Pour autant, il faut que cet ange gardien soit régulièrement exposé à l’odeur pour qu’il conserve ce talent. Cela ne convient donc pas à tous les cas. Si les crises sont rares, un tel dispositif n’est pas optimal.

Diversité de traitements

Plus d’une vingtaine de médicaments existent actuellement. Environ 30% des personnes touchées sont toutefois résistantes aux antiépileptiques. Parmi cette frange de malades, seul un sur cinq est opérable. « La chirurgie reste la seule thérapie curative, mais ce sont des interventions conséquentes, envisagées si la médication ne fonctionne pas, observe Jan Novy. Cela exige un bilan complexe pour tenter de localiser la région du cerveau concernée et s’assurer que l’on peut la déconnecter sans dégâts. »

Les stimulateurs peuvent également faire diminuer la fréquence des crises, en s’attaquant au nerf vague via des impulsions électriques en provenance d’un pacemaker qui vont modifier « l’état d’éveil » du cerveau. Et il existe des régimes spécifiques comme le régime cétogène, constitué de beaucoup de graisses et de peu de sucres. « C’est surtout utilisé chez les enfants, qui y répondent très bien. Même si c’est exigeant à long terme, reconnaît Jan Novy. Mais le seul fait de diminuer les crises, leur fréquence représente déjà un point positif. »

Du teckel au labrador
Stanley a été formé en 2021. © Medical Flair
Stanley a été formé en 2021. © Medical Flair

Reconnu d’utilité publique, Medical Flair forme notamment des chiens d’alerte pour les personnes souffrant d’épilepsie. Œuvrant en Suisse romande, cette association collabore avec le CHUV. Elle compte une cinquantaine de membres et une quarantaine d’animaux éduqués ou en voie de l’être.

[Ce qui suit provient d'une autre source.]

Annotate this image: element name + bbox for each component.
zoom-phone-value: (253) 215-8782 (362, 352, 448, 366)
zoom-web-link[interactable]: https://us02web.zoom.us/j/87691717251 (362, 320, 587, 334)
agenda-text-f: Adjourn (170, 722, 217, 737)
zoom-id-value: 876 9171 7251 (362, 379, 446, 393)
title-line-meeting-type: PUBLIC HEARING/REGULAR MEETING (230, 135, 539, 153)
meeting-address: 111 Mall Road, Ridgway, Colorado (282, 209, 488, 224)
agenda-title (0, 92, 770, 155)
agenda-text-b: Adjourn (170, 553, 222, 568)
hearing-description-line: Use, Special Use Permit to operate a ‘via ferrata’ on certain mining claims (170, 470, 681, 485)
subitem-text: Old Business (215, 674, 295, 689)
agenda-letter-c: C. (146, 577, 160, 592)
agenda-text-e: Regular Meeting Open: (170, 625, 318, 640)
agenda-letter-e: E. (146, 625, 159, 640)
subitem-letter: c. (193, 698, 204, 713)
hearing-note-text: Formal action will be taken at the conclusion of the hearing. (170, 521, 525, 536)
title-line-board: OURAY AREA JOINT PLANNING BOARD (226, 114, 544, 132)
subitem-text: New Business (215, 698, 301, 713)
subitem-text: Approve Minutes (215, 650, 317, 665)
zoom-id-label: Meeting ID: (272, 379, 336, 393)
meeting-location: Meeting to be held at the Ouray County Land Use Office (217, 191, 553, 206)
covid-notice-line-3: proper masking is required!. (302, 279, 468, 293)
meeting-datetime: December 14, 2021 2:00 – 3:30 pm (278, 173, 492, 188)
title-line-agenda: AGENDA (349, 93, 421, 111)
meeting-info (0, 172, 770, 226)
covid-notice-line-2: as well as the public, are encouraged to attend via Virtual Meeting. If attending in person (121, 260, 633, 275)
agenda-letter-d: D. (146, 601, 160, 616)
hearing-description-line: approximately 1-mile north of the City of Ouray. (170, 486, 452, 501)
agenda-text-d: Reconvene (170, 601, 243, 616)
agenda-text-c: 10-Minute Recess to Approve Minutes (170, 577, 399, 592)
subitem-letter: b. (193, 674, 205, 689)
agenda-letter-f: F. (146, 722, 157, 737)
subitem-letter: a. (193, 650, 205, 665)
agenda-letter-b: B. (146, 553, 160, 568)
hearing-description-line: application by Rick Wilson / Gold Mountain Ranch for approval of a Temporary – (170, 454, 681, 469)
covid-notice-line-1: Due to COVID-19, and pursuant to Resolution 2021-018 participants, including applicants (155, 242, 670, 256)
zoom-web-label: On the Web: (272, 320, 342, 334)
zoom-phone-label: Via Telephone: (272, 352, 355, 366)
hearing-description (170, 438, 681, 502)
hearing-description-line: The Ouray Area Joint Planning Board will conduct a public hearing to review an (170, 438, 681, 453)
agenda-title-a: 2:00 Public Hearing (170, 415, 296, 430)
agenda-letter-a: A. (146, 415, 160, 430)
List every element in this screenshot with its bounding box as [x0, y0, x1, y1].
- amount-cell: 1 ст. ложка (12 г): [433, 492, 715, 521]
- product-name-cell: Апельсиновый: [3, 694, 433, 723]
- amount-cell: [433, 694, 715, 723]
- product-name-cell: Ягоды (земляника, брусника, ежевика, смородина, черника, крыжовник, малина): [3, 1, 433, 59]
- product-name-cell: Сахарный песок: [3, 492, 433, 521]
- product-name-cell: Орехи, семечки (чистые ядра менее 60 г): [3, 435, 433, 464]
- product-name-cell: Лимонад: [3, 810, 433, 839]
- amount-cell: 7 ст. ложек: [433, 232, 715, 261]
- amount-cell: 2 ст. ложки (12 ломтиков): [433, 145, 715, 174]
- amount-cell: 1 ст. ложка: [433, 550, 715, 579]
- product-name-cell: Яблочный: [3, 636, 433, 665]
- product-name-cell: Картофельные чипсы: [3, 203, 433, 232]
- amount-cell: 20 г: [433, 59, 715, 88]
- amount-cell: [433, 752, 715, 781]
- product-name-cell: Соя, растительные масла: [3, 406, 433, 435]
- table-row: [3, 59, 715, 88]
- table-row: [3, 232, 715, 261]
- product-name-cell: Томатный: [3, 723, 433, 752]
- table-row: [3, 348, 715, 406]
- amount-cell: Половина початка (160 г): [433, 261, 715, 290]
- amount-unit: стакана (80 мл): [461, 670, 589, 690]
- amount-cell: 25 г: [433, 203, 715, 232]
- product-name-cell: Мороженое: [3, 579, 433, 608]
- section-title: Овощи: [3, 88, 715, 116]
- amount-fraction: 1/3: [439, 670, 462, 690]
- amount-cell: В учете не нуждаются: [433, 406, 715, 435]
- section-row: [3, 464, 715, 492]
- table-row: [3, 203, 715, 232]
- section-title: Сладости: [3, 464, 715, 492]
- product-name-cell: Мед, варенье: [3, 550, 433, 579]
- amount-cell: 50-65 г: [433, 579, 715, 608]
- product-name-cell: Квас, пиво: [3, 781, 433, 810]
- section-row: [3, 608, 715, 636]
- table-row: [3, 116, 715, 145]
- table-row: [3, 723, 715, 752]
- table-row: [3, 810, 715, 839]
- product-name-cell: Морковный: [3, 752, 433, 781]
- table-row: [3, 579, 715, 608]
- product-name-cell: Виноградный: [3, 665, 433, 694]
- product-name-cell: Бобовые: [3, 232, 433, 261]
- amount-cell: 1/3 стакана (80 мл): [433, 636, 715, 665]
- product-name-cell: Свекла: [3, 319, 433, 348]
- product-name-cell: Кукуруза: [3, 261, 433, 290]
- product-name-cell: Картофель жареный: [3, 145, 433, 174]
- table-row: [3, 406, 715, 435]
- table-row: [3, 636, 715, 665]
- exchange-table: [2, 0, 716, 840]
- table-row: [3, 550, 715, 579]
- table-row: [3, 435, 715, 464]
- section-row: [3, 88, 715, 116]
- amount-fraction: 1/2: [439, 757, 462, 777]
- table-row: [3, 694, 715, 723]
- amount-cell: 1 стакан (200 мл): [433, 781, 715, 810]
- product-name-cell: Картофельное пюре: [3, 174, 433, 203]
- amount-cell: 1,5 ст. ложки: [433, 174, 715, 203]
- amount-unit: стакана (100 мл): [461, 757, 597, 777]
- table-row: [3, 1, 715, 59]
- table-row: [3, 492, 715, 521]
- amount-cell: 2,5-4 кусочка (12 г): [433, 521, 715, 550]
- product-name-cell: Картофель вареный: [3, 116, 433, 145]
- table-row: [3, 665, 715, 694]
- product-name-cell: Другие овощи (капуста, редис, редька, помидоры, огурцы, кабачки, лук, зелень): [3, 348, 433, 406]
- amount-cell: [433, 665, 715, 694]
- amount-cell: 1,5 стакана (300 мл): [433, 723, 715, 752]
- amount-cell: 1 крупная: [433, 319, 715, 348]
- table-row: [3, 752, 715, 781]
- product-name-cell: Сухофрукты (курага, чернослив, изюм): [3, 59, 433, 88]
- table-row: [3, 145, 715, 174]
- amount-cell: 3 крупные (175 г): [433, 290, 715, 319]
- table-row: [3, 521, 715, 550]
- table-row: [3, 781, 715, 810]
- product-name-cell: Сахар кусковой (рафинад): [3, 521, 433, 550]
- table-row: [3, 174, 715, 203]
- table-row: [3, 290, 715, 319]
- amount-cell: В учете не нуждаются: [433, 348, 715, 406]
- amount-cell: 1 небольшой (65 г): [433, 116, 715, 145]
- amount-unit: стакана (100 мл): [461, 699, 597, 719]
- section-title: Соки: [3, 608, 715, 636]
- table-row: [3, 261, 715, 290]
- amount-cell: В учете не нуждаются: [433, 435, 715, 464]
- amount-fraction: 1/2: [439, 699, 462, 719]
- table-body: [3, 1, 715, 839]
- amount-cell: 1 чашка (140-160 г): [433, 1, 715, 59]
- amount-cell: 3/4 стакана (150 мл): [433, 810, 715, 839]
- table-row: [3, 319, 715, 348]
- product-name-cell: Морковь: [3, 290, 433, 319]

« Nous collaborons avec les chiens que les patients possèdent déjà, explique Stéphanie Huguenot, codirectrice de Medical Flair et éducatrice canine. La race importe peu. Par exemple, nous avons eu un bichon havanais, un teckel et un labrador. Le tempérament joue surtout un rôle, ainsi que l’envie et la capacité de travailler. »

Si la personne atteinte d’épilepsie n’a pas d’ami à quatre pattes, « nous la coachons pour s’en procurer un. Nous prenons des chiens provenant de refuges. Nous y trouvons de véritables pépites. Nous travaillons aussi avec des éleveurs si les personnes recherchent une race spécifique. Les chiens doivent être proches de l’humain, sans agressivité, sans peur de la nouveauté et aimer travailler. Ils doivent être à l’aise dans toutes les situations de la vie quotidienne », liste Stéphanie Huguenot.

La formation s’étale sur 12 à 18 mois, voire deux ans pour un chiot, à raison d’un jour en présentiel par semaine et d’exercices quotidiens. « Si on reste sur l’alerte médicale stricte, le travail n’est pas difficile. Le chien vit dans un univers olfactif en permanence. Renifler est pour lui naturel. »

Mais ces animaux font plus que détecter les crises, ils peuvent aller chercher des médicaments ou du secours, se blottir contre la personne qui convulse pour la sécuriser. Leur éducation tout au long de leur vie s’élève à 17’000 francs, financés par l’association. Depuis le 1er janvier 2024, l’assurance invalidité prend en charge cet accompagnement dans le cadre de l’épilepsie.